A despoluição da Baia de Guanabara

Muito se tem falado acerca da necessidade da despoluição da Baia da Guanabara, santuário de enorme beleza que orna a “Cidade Maravilhosa”. Este assunto veio à baila com bastante ênfase mais recentemente por força dos eventos olímpicos e paralímpicos. 

Na prática, além do visual, a preocupação se justificava tendo em vista que grande parte das provas náuticas seria realizada nas águas da baia e a boa qualidade desta água seria uma condição imperiosa para a preservação da saúde dos atletas. 

Como a maior parte das obras de poluição não foi realizada, emergiram fatos e boatos acerca das condições sanitárias da baia apontadas como “críticas” a ponto de o Comitê Olímpico internacional cogitar em transferir os jogos para Londres! 

Mas, felizmente, os jogos ocorreram na mais perfeita ordem surpreendendo o Brasil e o mundo com a excelência de nossa organização a ponto de elevar o grau de auto estima do brasileiro bastante afetada até os dias que antecederam os jogos. 

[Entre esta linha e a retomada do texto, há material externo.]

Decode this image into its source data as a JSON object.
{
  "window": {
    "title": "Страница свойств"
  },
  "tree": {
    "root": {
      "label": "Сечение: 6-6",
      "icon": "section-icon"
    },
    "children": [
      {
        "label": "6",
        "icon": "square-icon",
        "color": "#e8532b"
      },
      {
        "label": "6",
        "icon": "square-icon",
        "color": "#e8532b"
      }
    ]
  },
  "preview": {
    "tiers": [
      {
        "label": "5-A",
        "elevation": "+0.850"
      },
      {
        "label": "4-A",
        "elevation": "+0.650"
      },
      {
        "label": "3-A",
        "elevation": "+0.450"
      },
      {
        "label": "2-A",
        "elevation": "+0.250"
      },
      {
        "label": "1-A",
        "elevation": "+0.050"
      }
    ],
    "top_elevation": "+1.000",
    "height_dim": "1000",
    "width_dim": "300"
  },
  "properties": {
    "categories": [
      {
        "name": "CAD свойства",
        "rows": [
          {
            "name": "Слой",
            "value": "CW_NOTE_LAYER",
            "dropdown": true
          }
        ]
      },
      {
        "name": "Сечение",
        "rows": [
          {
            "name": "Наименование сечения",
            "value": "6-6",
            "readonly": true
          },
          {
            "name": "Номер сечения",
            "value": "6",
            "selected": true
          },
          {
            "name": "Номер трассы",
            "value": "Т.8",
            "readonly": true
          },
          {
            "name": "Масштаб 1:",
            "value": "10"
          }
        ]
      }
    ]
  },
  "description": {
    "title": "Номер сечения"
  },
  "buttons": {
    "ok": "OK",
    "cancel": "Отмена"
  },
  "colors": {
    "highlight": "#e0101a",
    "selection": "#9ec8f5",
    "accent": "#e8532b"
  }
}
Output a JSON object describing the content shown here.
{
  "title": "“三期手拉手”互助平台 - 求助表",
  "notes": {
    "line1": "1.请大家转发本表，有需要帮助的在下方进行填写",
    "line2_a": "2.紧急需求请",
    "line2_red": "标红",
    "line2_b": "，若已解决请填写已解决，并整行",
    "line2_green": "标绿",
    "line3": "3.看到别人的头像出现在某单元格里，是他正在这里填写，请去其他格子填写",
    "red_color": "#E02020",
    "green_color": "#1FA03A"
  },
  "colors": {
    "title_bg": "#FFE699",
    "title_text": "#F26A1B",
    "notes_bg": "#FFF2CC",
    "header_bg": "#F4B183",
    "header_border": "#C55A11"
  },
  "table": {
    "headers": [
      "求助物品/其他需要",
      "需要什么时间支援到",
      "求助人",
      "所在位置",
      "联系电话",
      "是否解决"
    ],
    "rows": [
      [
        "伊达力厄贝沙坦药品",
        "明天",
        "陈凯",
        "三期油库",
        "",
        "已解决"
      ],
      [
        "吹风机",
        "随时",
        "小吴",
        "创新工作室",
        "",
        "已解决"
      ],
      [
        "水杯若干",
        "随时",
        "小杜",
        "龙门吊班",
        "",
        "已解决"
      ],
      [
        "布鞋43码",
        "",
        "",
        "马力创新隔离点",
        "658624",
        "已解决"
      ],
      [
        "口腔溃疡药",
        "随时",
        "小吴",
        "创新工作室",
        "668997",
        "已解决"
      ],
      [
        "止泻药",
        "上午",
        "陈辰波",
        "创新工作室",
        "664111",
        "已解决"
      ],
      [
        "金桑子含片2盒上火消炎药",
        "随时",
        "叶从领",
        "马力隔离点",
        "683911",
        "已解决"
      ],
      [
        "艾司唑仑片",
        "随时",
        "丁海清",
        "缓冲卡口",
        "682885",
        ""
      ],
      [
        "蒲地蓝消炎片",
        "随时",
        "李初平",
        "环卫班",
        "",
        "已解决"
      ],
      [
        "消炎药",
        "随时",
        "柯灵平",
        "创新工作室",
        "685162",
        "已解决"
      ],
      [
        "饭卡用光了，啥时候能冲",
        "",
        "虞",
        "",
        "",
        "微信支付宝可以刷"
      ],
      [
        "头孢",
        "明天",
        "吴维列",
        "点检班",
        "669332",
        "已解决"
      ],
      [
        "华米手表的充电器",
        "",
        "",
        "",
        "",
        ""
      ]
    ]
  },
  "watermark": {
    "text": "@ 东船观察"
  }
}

Entretanto, com relação a despoluição da baia da Guanabara, embora muita coisa pudesse ter sido feita, por várias razões acabaram não se efetivando. Sob minha responsabilidade e ao meu inteiro juízo passo a elencar estas razões: 

a) Inicialmente, deve-se dizer, a bem da verdade, que a despoluição da baia da Guanabara no prazo irresponsavelmente acordado se revestiria de uma intervenção “hercúlea” e inimaginável a curto prazo. Seria comparável aos esforços que foram necessários para a despoluição dos rios Tâmisa e do Sena, tarefas que levaram mais de 50 anos para serem concluídas com êxito. Comparativamente, em termos de Brasil, seria como despoluir em curto prazo os rios da bacia do Alto Tietê como o próprio Tietê, Pinheiros, Tamanduateí e seus afluentes que banham uma região onde vivem mais de 20 milhões de habitantes;

b) Na prática, a despoluição da baia da Guanabara só seria possível se houvesse um grande incremento no tratamento dos esgotos sanitários e industriais além da poluição difusa oriundos principalmente das cidades da Baixada Fluminense, cujo índice de atendimento é baixo. Deve-se lembrar que na região metropolitana, convivem caoticamente espremidos entre a montanha e o mar cerca de 10 milhões de habitantes.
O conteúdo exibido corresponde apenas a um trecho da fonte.